According to a 2016 CrowdFlower survey, data scientists spend 80% of their time cleaning data. While it does not require a lot of innovation, cleaning data properly is critical because any margin of error may result in unreliable information that affects decision-making based on insights. In this post, I will offer five tips that any data scientist or analyst can use as data checks and a way to second guess any assumptions that may creep through in data cleaning.
1. Perform a Uniqueness Check
A uniqueness check is useful for understanding the structure of data and ensuring that there are no duplicate observations in the data. For example, if customers purchase multiple products from a store every day, it is reasonable to assume that the daily data will be unique at the level of customer-product. However, if there’s a product among all the products sold by the store that’s labeled the same but is available in different colors, the data will be unique at the level of customer-product-color instead of our initial assumption of customer-product level. Checking for uniqueness before merging data is also useful so as to avoid merging duplicate values.
2. Detect and Properly Handle Outliers
This seems obvious, but I noticed while correcting a couple of analyses at work that results change dramatically when outliers are removed. I won’t go into the specifics, but outliers become even more important in trend analytics and predictions. Depending upon the nature of analysis, outliers will have to be treated differently. However, it is always a useful check to keep in mind while reading the results. Simple summary statistics of key variables can reveal outliers.
3. Identify Time Series Variation
Whether or not I am predicting time series data, one of the first things I look for when dealing with any kind of temporal data is the variation in outcome variable by each time period. For any time series prediction, this is essentially the seasonality that must be incorporated in predictions and having a sense of seasonality from the beginning is always advantageous. However, even for descriptive and insight-driven analytics, the seasonality can define how you set up the data to get accurate results.
4. Use Descriptive Checks on Categorical Variables
Descriptive checks are particularly useful in defining the number of categories I want to keep in the analysis or whether it makes sense to combine some categories as one. These decisions are mainly guided by the sample counts for each category, which are also a good indicator for choosing a reference category in regression analyses. Most machine learning algorithms do well to deal with inconsistent sample sizes within a categorical variable. However, depending upon the data, pre-processing categorical variables can sometimes help improve results.
5. Check Correlation
Correlation checks, in my opinion, are one of the most underrated statistical tools in data science. One reason for that is the non-parametric models are not affected by correlation between variables used in predictions. This is because non-parametric statistics are either free from the distribution of parameters or have distributions without specified parameters. Despite that, I like to keep the correlation results handy before implementing any model so that I have a more intuitive sense of data and the prediction results. Furthermore, I find it a good practice to implement the same during non-predictive analysis where high correlations greatly impact modeling features.

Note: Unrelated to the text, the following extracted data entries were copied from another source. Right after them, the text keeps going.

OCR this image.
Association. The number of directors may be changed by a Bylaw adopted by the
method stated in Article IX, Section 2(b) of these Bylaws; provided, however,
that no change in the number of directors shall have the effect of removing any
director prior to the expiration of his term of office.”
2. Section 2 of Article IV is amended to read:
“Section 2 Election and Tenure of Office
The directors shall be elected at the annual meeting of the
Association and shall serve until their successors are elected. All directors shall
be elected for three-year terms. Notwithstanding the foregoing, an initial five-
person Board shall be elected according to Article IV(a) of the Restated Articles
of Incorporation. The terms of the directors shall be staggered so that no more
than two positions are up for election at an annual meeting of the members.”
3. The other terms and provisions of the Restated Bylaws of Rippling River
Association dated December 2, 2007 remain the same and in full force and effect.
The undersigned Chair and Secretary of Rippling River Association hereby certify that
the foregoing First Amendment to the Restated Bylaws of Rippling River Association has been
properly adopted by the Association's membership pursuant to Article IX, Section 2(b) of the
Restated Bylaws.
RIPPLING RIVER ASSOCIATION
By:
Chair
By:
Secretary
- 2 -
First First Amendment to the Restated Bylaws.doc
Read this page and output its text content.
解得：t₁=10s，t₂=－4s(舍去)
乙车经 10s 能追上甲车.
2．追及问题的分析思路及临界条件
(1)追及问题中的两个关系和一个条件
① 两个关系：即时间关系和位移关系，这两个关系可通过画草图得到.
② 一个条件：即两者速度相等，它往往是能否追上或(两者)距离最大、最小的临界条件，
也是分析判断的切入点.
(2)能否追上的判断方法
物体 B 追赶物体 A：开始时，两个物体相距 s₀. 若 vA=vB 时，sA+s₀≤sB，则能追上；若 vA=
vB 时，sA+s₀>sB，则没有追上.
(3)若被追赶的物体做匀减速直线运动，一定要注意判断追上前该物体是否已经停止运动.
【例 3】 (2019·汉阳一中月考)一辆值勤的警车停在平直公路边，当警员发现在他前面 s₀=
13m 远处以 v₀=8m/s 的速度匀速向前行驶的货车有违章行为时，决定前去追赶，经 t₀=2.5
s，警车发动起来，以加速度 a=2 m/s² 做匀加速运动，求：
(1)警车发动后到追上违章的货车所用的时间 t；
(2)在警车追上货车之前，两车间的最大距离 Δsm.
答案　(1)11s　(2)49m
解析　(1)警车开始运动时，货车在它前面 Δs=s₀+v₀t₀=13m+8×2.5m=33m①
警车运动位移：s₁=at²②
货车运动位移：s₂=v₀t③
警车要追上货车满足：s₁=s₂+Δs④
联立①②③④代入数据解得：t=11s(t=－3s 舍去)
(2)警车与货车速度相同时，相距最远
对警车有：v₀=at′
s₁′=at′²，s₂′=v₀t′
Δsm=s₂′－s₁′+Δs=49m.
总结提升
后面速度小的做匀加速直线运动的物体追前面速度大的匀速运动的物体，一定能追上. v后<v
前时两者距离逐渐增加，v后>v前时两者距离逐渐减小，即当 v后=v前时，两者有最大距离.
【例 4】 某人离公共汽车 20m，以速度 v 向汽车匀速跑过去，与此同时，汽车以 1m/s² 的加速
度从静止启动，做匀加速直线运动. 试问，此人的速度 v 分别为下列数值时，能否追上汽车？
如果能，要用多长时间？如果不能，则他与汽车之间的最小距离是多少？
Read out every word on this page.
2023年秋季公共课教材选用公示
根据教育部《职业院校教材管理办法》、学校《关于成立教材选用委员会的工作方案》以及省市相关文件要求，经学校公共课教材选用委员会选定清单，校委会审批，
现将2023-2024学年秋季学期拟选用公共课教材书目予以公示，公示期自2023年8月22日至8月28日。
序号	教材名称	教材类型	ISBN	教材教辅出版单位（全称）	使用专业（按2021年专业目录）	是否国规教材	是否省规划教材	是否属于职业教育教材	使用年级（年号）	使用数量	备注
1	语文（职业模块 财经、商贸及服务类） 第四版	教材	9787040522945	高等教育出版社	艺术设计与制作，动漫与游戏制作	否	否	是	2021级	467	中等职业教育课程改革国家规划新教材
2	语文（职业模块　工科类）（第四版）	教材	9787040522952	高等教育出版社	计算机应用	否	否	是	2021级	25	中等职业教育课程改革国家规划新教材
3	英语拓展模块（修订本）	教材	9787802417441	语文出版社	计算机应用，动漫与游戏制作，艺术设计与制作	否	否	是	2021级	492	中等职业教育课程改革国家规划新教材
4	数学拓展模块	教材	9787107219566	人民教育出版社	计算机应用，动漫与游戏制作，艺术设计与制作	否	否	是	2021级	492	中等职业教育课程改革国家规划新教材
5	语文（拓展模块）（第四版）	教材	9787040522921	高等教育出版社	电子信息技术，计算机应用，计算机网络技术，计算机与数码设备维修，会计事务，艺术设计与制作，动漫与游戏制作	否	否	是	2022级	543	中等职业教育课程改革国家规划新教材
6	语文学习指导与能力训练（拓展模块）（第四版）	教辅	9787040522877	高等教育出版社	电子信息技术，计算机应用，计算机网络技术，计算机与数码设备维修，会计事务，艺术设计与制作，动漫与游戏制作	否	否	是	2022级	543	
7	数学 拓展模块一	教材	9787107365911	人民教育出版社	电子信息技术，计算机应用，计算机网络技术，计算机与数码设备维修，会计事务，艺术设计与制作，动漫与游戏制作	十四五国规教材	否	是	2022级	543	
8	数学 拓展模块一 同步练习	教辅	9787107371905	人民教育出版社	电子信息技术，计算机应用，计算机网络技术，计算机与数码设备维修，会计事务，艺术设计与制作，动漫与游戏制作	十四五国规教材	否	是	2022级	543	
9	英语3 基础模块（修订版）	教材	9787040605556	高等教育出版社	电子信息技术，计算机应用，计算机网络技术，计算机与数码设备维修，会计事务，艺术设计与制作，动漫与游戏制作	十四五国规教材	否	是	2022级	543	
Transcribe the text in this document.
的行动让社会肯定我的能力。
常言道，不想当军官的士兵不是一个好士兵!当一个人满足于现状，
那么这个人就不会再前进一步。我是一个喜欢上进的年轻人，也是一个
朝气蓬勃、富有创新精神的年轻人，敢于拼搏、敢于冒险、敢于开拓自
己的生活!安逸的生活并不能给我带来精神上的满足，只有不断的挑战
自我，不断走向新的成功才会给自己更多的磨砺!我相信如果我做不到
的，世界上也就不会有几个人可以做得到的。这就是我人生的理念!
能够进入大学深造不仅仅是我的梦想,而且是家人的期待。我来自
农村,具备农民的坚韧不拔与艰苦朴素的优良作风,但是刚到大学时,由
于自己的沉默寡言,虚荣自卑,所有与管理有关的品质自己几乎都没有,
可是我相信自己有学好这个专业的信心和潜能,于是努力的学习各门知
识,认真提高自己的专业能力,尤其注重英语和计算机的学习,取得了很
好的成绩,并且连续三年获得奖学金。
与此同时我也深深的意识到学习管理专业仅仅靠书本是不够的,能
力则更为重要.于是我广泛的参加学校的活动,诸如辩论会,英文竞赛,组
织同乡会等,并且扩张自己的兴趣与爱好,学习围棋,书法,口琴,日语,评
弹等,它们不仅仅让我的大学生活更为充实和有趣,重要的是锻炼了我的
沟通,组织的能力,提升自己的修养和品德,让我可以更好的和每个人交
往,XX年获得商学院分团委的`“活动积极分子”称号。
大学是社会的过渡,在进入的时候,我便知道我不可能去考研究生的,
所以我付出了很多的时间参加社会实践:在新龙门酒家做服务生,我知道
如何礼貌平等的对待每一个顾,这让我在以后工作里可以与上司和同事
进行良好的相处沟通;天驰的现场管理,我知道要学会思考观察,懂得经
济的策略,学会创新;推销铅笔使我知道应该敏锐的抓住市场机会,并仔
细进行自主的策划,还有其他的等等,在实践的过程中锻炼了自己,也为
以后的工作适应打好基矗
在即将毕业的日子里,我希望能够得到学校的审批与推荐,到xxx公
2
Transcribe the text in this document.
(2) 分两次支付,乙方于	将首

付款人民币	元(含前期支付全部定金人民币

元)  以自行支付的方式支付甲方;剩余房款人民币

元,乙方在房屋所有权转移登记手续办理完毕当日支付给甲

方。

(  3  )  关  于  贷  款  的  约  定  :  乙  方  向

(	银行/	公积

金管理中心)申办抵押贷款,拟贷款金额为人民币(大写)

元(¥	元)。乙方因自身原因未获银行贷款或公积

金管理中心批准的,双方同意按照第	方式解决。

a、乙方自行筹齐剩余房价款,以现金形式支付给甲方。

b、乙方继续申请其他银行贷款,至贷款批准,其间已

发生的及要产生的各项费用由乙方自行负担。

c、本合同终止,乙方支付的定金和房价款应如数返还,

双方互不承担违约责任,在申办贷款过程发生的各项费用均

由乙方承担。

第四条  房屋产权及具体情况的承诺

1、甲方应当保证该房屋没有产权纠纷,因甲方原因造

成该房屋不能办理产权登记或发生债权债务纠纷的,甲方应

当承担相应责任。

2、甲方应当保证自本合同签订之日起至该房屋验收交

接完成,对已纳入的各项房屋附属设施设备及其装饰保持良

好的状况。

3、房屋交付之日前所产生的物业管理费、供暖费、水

Whether you use R or Python or any other language, chances are there are multiple ways to perform these checks. However, when working with big data, it is always recommended to time the processing speed on a smaller subset of data for different methods of conducting these tests. This will help you save on the overall time taken to process your code.
These checks have helped me discover numerous errors in the past. Now with the New Year kicking off, it’s as good a time as any to do some housekeeping!